The real issue is in training and retention, efficiency and clear pathways of care-particularly into social care. So much of it is run on a just-in-time basis with little spare capacity. The population grew and aged, and the capacity had not kept up with the change in demand.
When I went into labour, pretty much 11 years ago, DS decided to be born alongside the pre-Christmas induction/ ELCS rush. It took over 24 hours to dilate enough to be admitted and at that point, I was a very long way past paracetomal touching anything. Labour ward was full and the Labour waiting room was busy and I can remember kneeling over a chair trying to do hypnobirthing through it hearing someone on the phone and refering to me "being worse" than she was. When I did get a room at around midnight, the MWs were stretched across too many patients and we barely had one in the room for the next 5 hours. I ended up trying to push a back to back baby out for 2 hours, ended up with an EMCS and he was quickly rescucitated and whisked off to neonatal. No one told me baby was born, I kind of grasped that there was a baby around, people saying "he" and that he was being taken away and croaked at DH to go with him, then ended up in recovery alone as they were in neonatal. DH came back with photos and video of the baby I hadn't seen. I ended up in HDU and fortunately DS stabilised quickly and was brought to me after some hours (it must be so, so difficult for mothers who are separated for days, weeks, months) HDU was good care and support. The next night I was woken up in the early hours to be bundled off to main ward to free up the HDU MW and I was dumped on main ward and left to get on with caring for a baby despite having been unable to move unassisted for two days or infact move much in the previous month due to SPD. There was no point pressing the buzzer as with a staff ratio of 1:14 they just buzzed and buzzed and no one came. On day 4 post birth the ward calmed down to 1:8 and a MW came back on shift aghast that I was still there on a mission to discharge me and argued that my high BP wasn't going anywhere there and I was better recovering at home with extra community checks. That last day MWs who'd been very brusque and perfunctory on previous shifts had that bit more time to be human and care.
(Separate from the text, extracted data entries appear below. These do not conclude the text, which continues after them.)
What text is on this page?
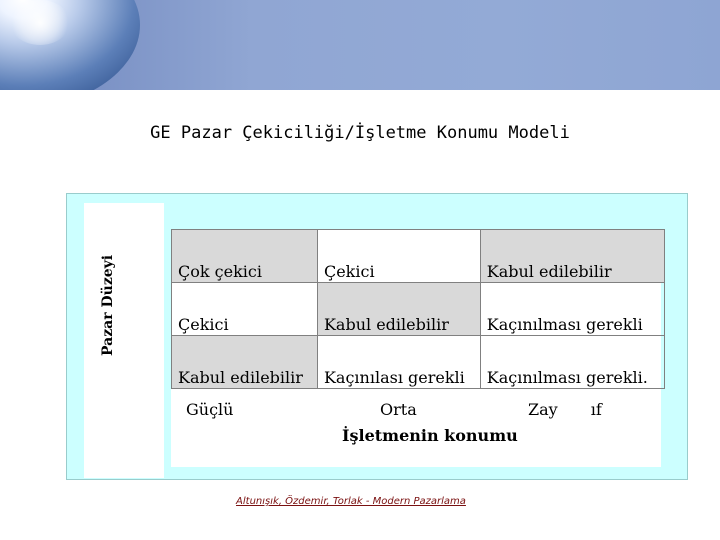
GE Pazar Çekiciliği/İşletme Konumu Modeli
Çok çekici	Çekici	Kabul edilebilir
Çekici	Kabul edilebilir	Kaçınılması gerekli
Kabul edilebilir	Kaçınılası gerekli	Kaçınılması gerekli.
Güçlü	Orta	Zay ıf
İşletmenin konumu
Altunışık, Özdemir, Torlak - Modern Pazarlama
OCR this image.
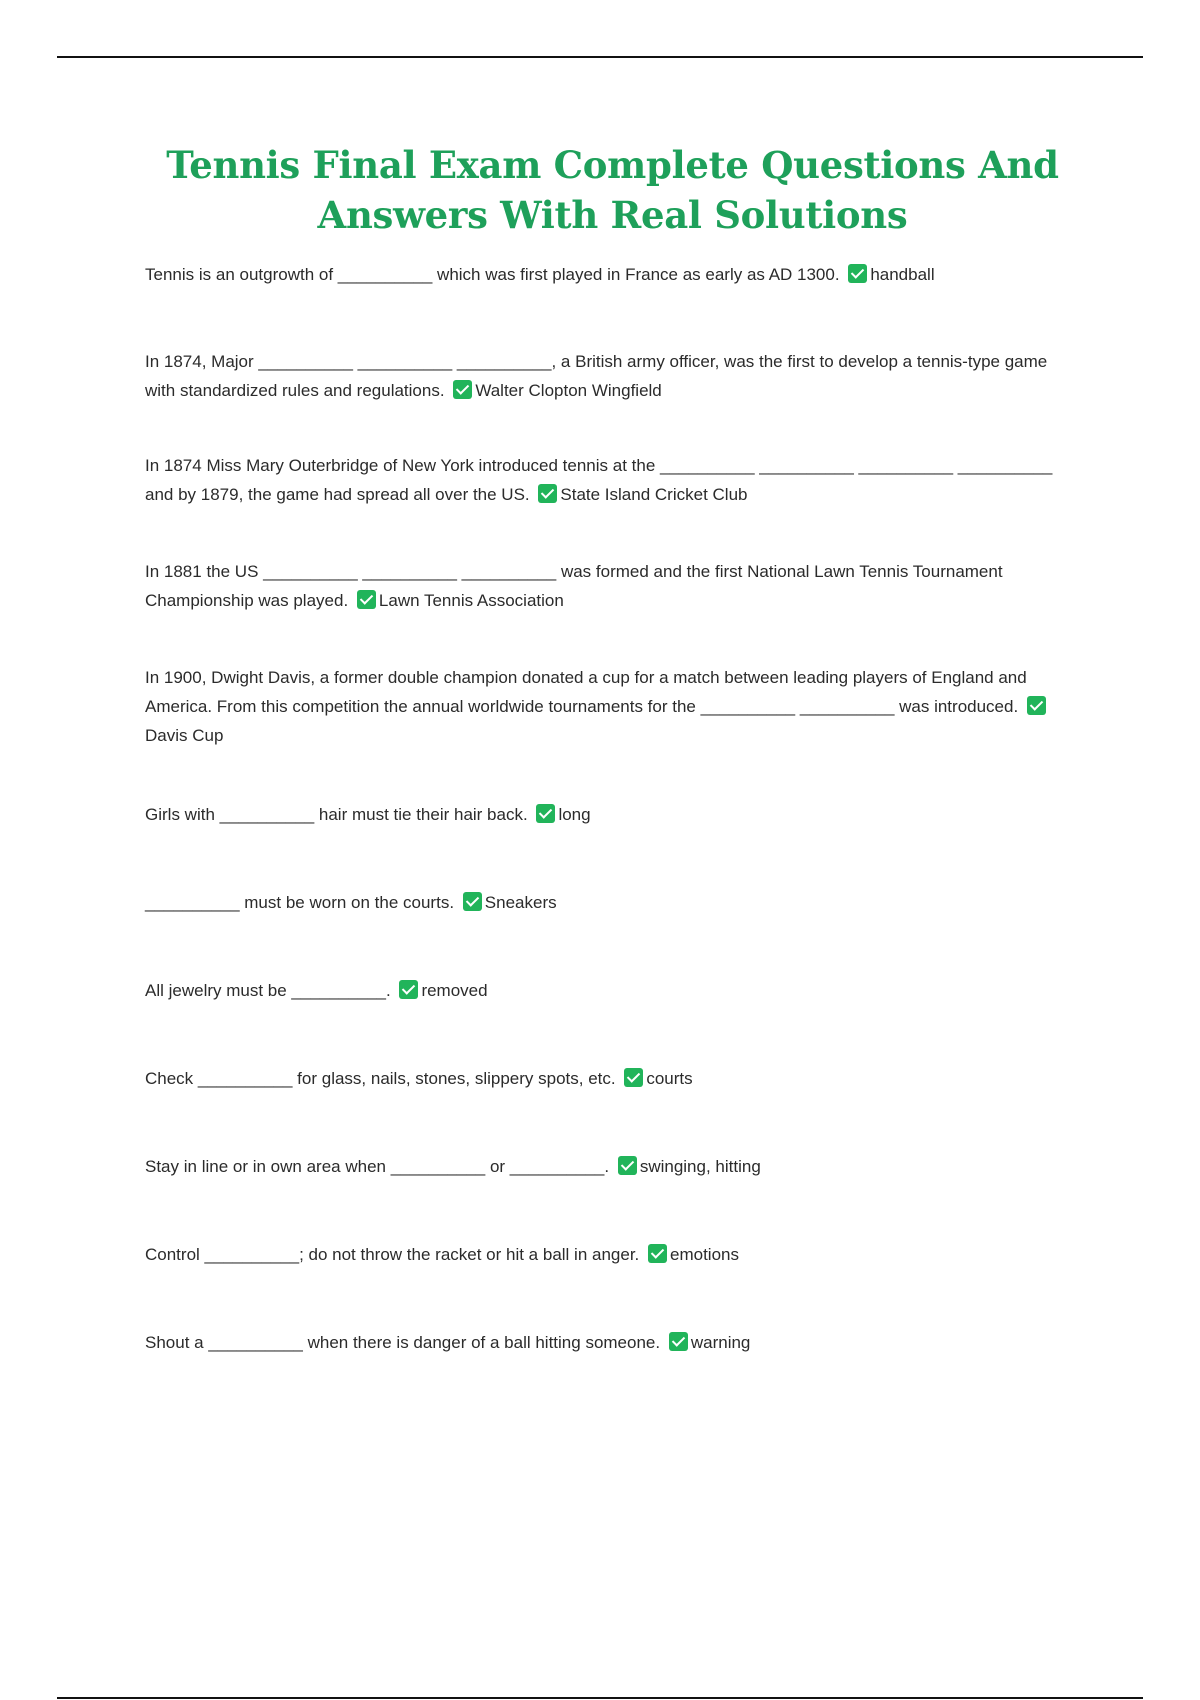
Tennis Final Exam Complete Questions And Answers With Real Solutions

Tennis is an outgrowth of __________ which was first played in France as early as AD 1300. handball

In 1874, Major __________ __________ __________, a British army officer, was the first to develop a tennis-type game with standardized rules and regulations. Walter Clopton Wingfield

In 1874 Miss Mary Outerbridge of New York introduced tennis at the __________ __________ __________ __________ and by 1879, the game had spread all over the US. State Island Cricket Club

In 1881 the US __________ __________ __________ was formed and the first National Lawn Tennis Tournament Championship was played. Lawn Tennis Association

In 1900, Dwight Davis, a former double champion donated a cup for a match between leading players of England and America. From this competition the annual worldwide tournaments for the __________ __________ was introduced. Davis Cup

Girls with __________ hair must tie their hair back. long

__________ must be worn on the courts. Sneakers

All jewelry must be __________. removed

Check __________ for glass, nails, stones, slippery spots, etc. courts

Stay in line or in own area when __________ or __________. swinging, hitting

Control __________; do not throw the racket or hit a ball in anger. emotions

Shout a __________ when there is danger of a ball hitting someone. warning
On DS's first two birthdays, I sobbed because so much of that confusion, fear, desperateness came back. Second time, I was pregnant and it did push me into getting support for DS2's birth. It had its complications and birth injuries, but because of better staffing, communication and care, it was mentally a much better birth.
There's been very little time in the past 30 years where waits for treatment (be it A&E or waiting lists) have come down to far more reasonable levels after Blair threw lots of money at it (the overtime money on an "initiative clinic" was amazing if you could get it! I only staffed one or two)
Talking to a friend with a strategic backroom role last winter, she was saying that winter seemed like a shock to the hospital each year and they couldn't see the annual pattern. One year they did put more planning into resourcing the winter and while busy, they didn't get those regular cusp of a crisis moments.